I first noticed this recipe for Cream Cheese Danish when the girls were in 2nd grade or 3rd grade. Their class made cookbooks. I can’t remember now if it was a fund raiser or Christmas presents for parents, but the recipe was in the book.
8 years later I finally tried the recipe and after I tasted it I decided I should have made it much sooner.
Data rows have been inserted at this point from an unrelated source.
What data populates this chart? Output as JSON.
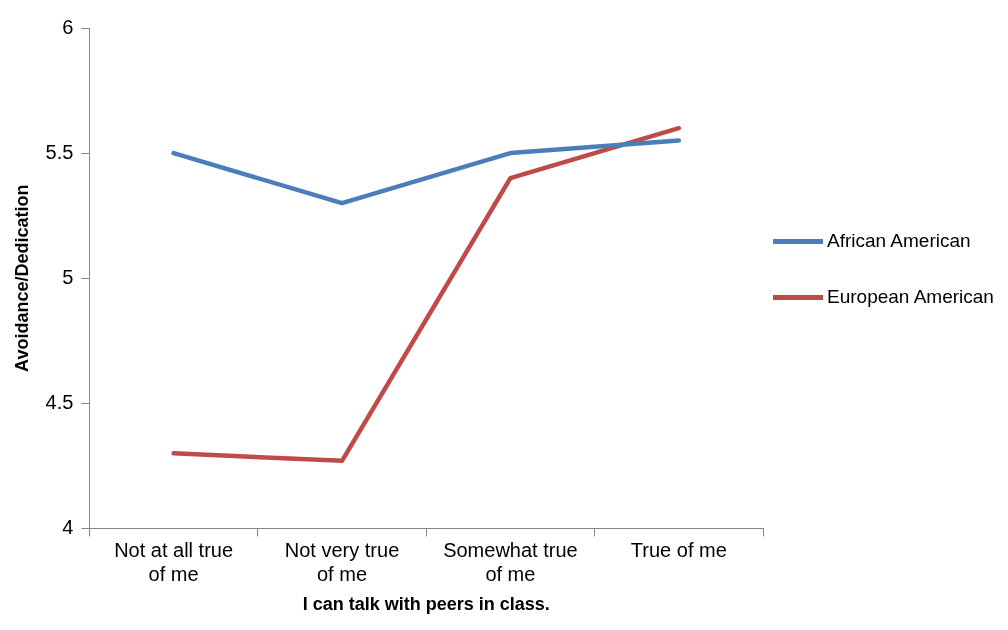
{
  "chart_data": {
    "type": "line",
    "xlabel": "I can talk with peers in class.",
    "ylabel": "Avoidance/Dedication",
    "categories": [
      "Not at all true of me",
      "Not very true of me",
      "Somewhat true of me",
      "True of me"
    ],
    "series": [
      {
        "name": "African American",
        "color": "#4a7ebb",
        "values": [
          5.5,
          5.3,
          5.5,
          5.55
        ]
      },
      {
        "name": "European American",
        "color": "#be4b48",
        "values": [
          4.3,
          4.27,
          5.4,
          5.6
        ]
      }
    ],
    "ylim": [
      4,
      6
    ],
    "yticks": [
      4,
      4.5,
      5,
      5.5,
      6
    ],
    "grid": false,
    "legend": "right",
    "marker": "none",
    "line_style": "solid"
  }
}
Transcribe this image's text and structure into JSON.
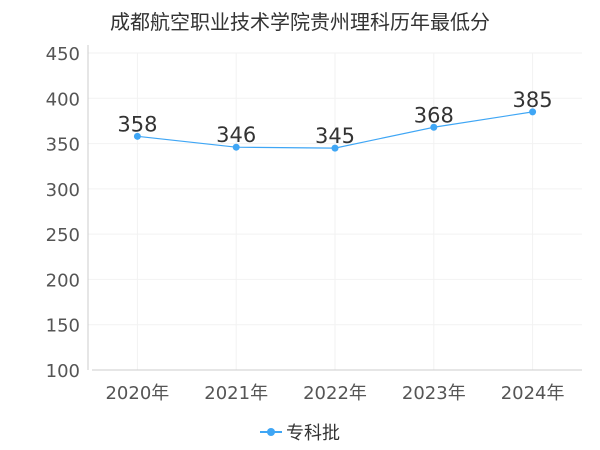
{
  "chart_data": {
    "type": "line",
    "title": "成都航空职业技术学院贵州理科历年最低分",
    "categories": [
      "2020年",
      "2021年",
      "2022年",
      "2023年",
      "2024年"
    ],
    "series": [
      {
        "name": "专科批",
        "values": [
          358,
          346,
          345,
          368,
          385
        ],
        "color": "#3fa6f5"
      }
    ],
    "ylim": [
      100,
      450
    ],
    "yticks": [
      100,
      150,
      200,
      250,
      300,
      350,
      400,
      450
    ],
    "grid": true,
    "legend": "bottom-center",
    "data_labels": true
  }
}
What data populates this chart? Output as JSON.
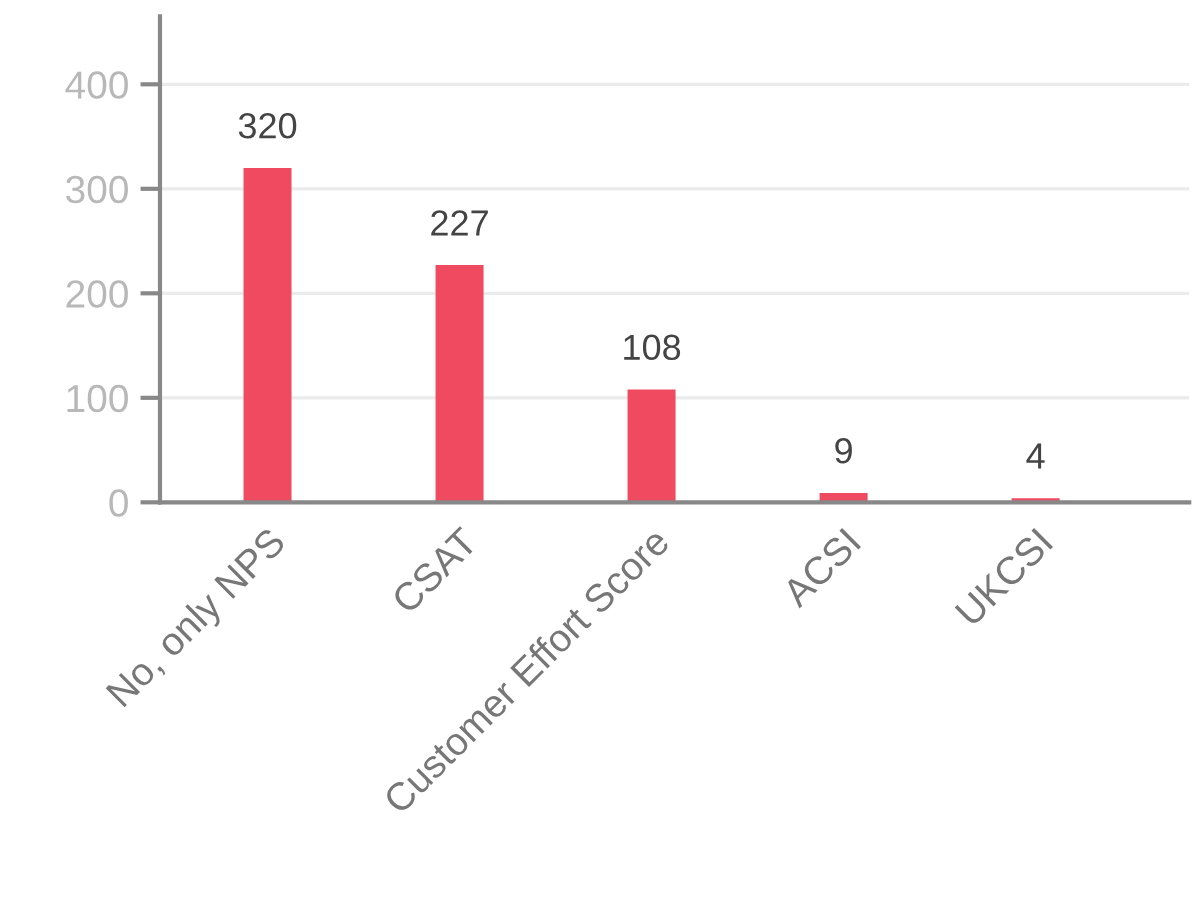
{
  "chart_data": {
    "type": "bar",
    "categories": [
      "No, only NPS",
      "CSAT",
      "Customer Effort Score",
      "ACSI",
      "UKCSI"
    ],
    "values": [
      320,
      227,
      108,
      9,
      4
    ],
    "color": "#ef4a5f",
    "ylim": [
      0,
      465
    ],
    "yticks": [
      0,
      100,
      200,
      300,
      400
    ],
    "grid": "y",
    "data_labels": true
  }
}
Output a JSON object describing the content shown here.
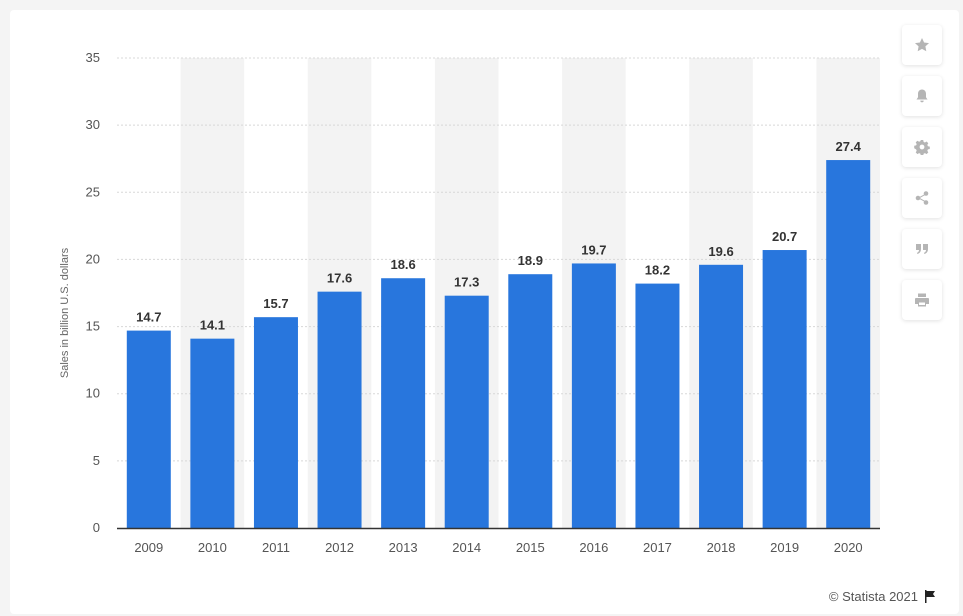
{
  "sidebar": {
    "buttons": [
      {
        "icon": "star-icon"
      },
      {
        "icon": "bell-icon"
      },
      {
        "icon": "gear-icon"
      },
      {
        "icon": "share-icon"
      },
      {
        "icon": "quote-icon"
      },
      {
        "icon": "print-icon"
      }
    ]
  },
  "credit": {
    "text": "© Statista 2021",
    "icon": "flag-icon"
  },
  "colors": {
    "bar": "#2876dd",
    "band": "#f3f3f3",
    "grid": "#d8d8d8",
    "axis": "#333333"
  },
  "chart_data": {
    "type": "bar",
    "categories": [
      "2009",
      "2010",
      "2011",
      "2012",
      "2013",
      "2014",
      "2015",
      "2016",
      "2017",
      "2018",
      "2019",
      "2020"
    ],
    "values": [
      14.7,
      14.1,
      15.7,
      17.6,
      18.6,
      17.3,
      18.9,
      19.7,
      18.2,
      19.6,
      20.7,
      27.4
    ],
    "value_labels": [
      "14.7",
      "14.1",
      "15.7",
      "17.6",
      "18.6",
      "17.3",
      "18.9",
      "19.7",
      "18.2",
      "19.6",
      "20.7",
      "27.4"
    ],
    "title": "",
    "xlabel": "",
    "ylabel": "Sales in billion U.S. dollars",
    "ylim": [
      0,
      35
    ],
    "yticks": [
      0,
      5,
      10,
      15,
      20,
      25,
      30,
      35
    ],
    "grid": true,
    "alternating_column_bands": true
  }
}
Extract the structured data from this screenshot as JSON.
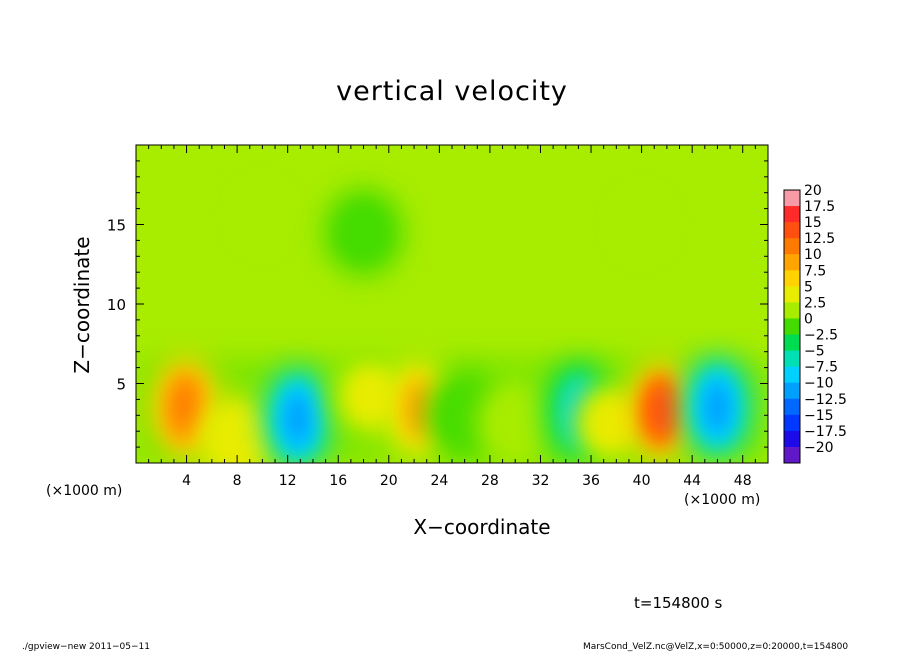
{
  "chart_data": {
    "type": "heatmap",
    "title": "vertical velocity",
    "xlabel": "X−coordinate",
    "ylabel": "Z−coordinate",
    "xunit": "(×1000 m)",
    "xlim": [
      0,
      50
    ],
    "ylim": [
      0,
      20
    ],
    "x_ticks": [
      "4",
      "8",
      "12",
      "16",
      "20",
      "24",
      "28",
      "32",
      "36",
      "40",
      "44",
      "48"
    ],
    "y_ticks": [
      "5",
      "10",
      "15"
    ],
    "colorbar": {
      "levels": [
        "20",
        "17.5",
        "15",
        "12.5",
        "10",
        "7.5",
        "5",
        "2.5",
        "0",
        "−2.5",
        "−5",
        "−7.5",
        "−10",
        "−12.5",
        "−15",
        "−17.5",
        "−20"
      ],
      "colors": [
        "#f59aa6",
        "#ff2a2a",
        "#ff5010",
        "#ff7a00",
        "#ffa400",
        "#ffd200",
        "#e8ec00",
        "#a8ec00",
        "#44dc00",
        "#00dc50",
        "#00e0b4",
        "#00d0ff",
        "#00a0ff",
        "#0068ff",
        "#0038ff",
        "#1c0ae8",
        "#6018c8"
      ]
    },
    "features": [
      {
        "x": 3.9,
        "z": 3.5,
        "value": 12
      },
      {
        "x": 8.0,
        "z": 1.5,
        "value": 6
      },
      {
        "x": 12.8,
        "z": 2.8,
        "value": -12
      },
      {
        "x": 18.5,
        "z": 4.2,
        "value": 4
      },
      {
        "x": 22.4,
        "z": 3.4,
        "value": 9
      },
      {
        "x": 26.0,
        "z": 3.0,
        "value": -3
      },
      {
        "x": 30.0,
        "z": 2.5,
        "value": 3
      },
      {
        "x": 35.1,
        "z": 3.2,
        "value": -9
      },
      {
        "x": 37.5,
        "z": 2.5,
        "value": 4
      },
      {
        "x": 41.5,
        "z": 3.3,
        "value": 14
      },
      {
        "x": 46.0,
        "z": 3.5,
        "value": -12
      },
      {
        "x": 10.0,
        "z": 15.5,
        "value": 0.5
      },
      {
        "x": 18.0,
        "z": 14.5,
        "value": -2.5
      },
      {
        "x": 40.0,
        "z": 15.0,
        "value": 0.5
      }
    ],
    "grid": false,
    "legend": "right"
  },
  "time_label": "t=154800 s",
  "footer": {
    "left": "./gpview−new  2011−05−11",
    "right": "MarsCond_VelZ.nc@VelZ,x=0:50000,z=0:20000,t=154800"
  }
}
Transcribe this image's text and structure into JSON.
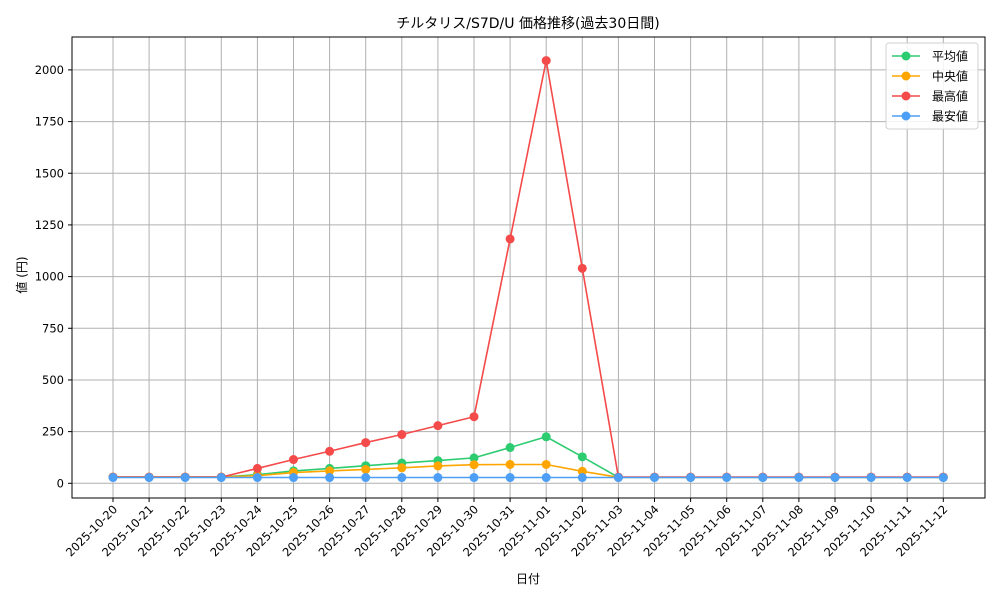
{
  "chart_data": {
    "type": "line",
    "title": "チルタリス/S7D/U 価格推移(過去30日間)",
    "xlabel": "日付",
    "ylabel": "値 (円)",
    "ylim": [
      -70,
      2140
    ],
    "yticks": [
      0,
      250,
      500,
      750,
      1000,
      1250,
      1500,
      1750,
      2000
    ],
    "grid": true,
    "legend_position": "upper right",
    "categories": [
      "2025-10-20",
      "2025-10-21",
      "2025-10-22",
      "2025-10-23",
      "2025-10-24",
      "2025-10-25",
      "2025-10-26",
      "2025-10-27",
      "2025-10-28",
      "2025-10-29",
      "2025-10-30",
      "2025-10-31",
      "2025-11-01",
      "2025-11-02",
      "2025-11-03",
      "2025-11-04",
      "2025-11-05",
      "2025-11-06",
      "2025-11-07",
      "2025-11-08",
      "2025-11-09",
      "2025-11-10",
      "2025-11-11",
      "2025-11-12"
    ],
    "series": [
      {
        "name": "平均値",
        "color": "#2ecc71",
        "values": [
          30,
          30,
          30,
          30,
          42,
          60,
          72,
          85,
          98,
          110,
          123,
          173,
          225,
          128,
          29,
          29,
          29,
          29,
          29,
          29,
          29,
          29,
          29,
          29
        ]
      },
      {
        "name": "中央値",
        "color": "#ffa500",
        "values": [
          30,
          30,
          30,
          30,
          37,
          52,
          60,
          67,
          75,
          84,
          90,
          91,
          91,
          58,
          29,
          29,
          29,
          29,
          29,
          29,
          29,
          29,
          29,
          29
        ]
      },
      {
        "name": "最高値",
        "color": "#f44a4a",
        "values": [
          30,
          30,
          30,
          30,
          72,
          115,
          155,
          197,
          236,
          279,
          322,
          1182,
          2045,
          1040,
          30,
          30,
          30,
          30,
          30,
          30,
          30,
          30,
          30,
          30
        ]
      },
      {
        "name": "最安値",
        "color": "#4d9ff5",
        "values": [
          28,
          28,
          28,
          28,
          28,
          28,
          28,
          28,
          28,
          28,
          28,
          28,
          28,
          28,
          28,
          28,
          28,
          28,
          28,
          28,
          28,
          28,
          28,
          28
        ]
      }
    ]
  }
}
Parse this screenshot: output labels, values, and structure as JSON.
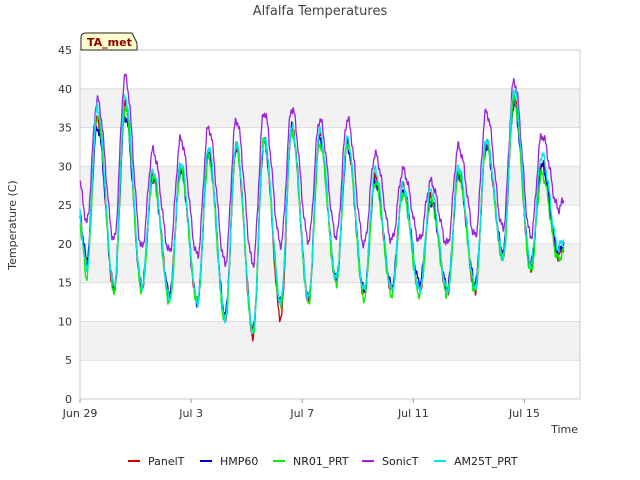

- 2 10 oz cans of crescent rolls
- 2 8 oz packs of cream cheese
- 3/4 cup sugar
- 1 1/2 teaspoon lemon juice
- 1 teaspoon vanilla
- 2 teaspoons sour cream
- 1 cup confectioners sugar
- 1 tablespoon milk
- 1 tablespoon butter
- preheat oven to 350
- grease a 9 x 13 baking pan
- line the bottom of the pan with one can of the crescent rolls-I sorta flattened mine together into a large square before I put them in the pan
- mix together the cream cheese, sugar, lemon juice, vanilla, and sour cream
- spread the mixture evenly over the crescent rolls
- top mixture with the other can of crescent rolls
- bake in 350 oven for 20-30 minutes or till light golden brown
The recipe called for mixing the confectioners sugar, butter, and milk together to drizzle over the danish, but I didn’t even bother with it. They were so good they didn’t need any icing.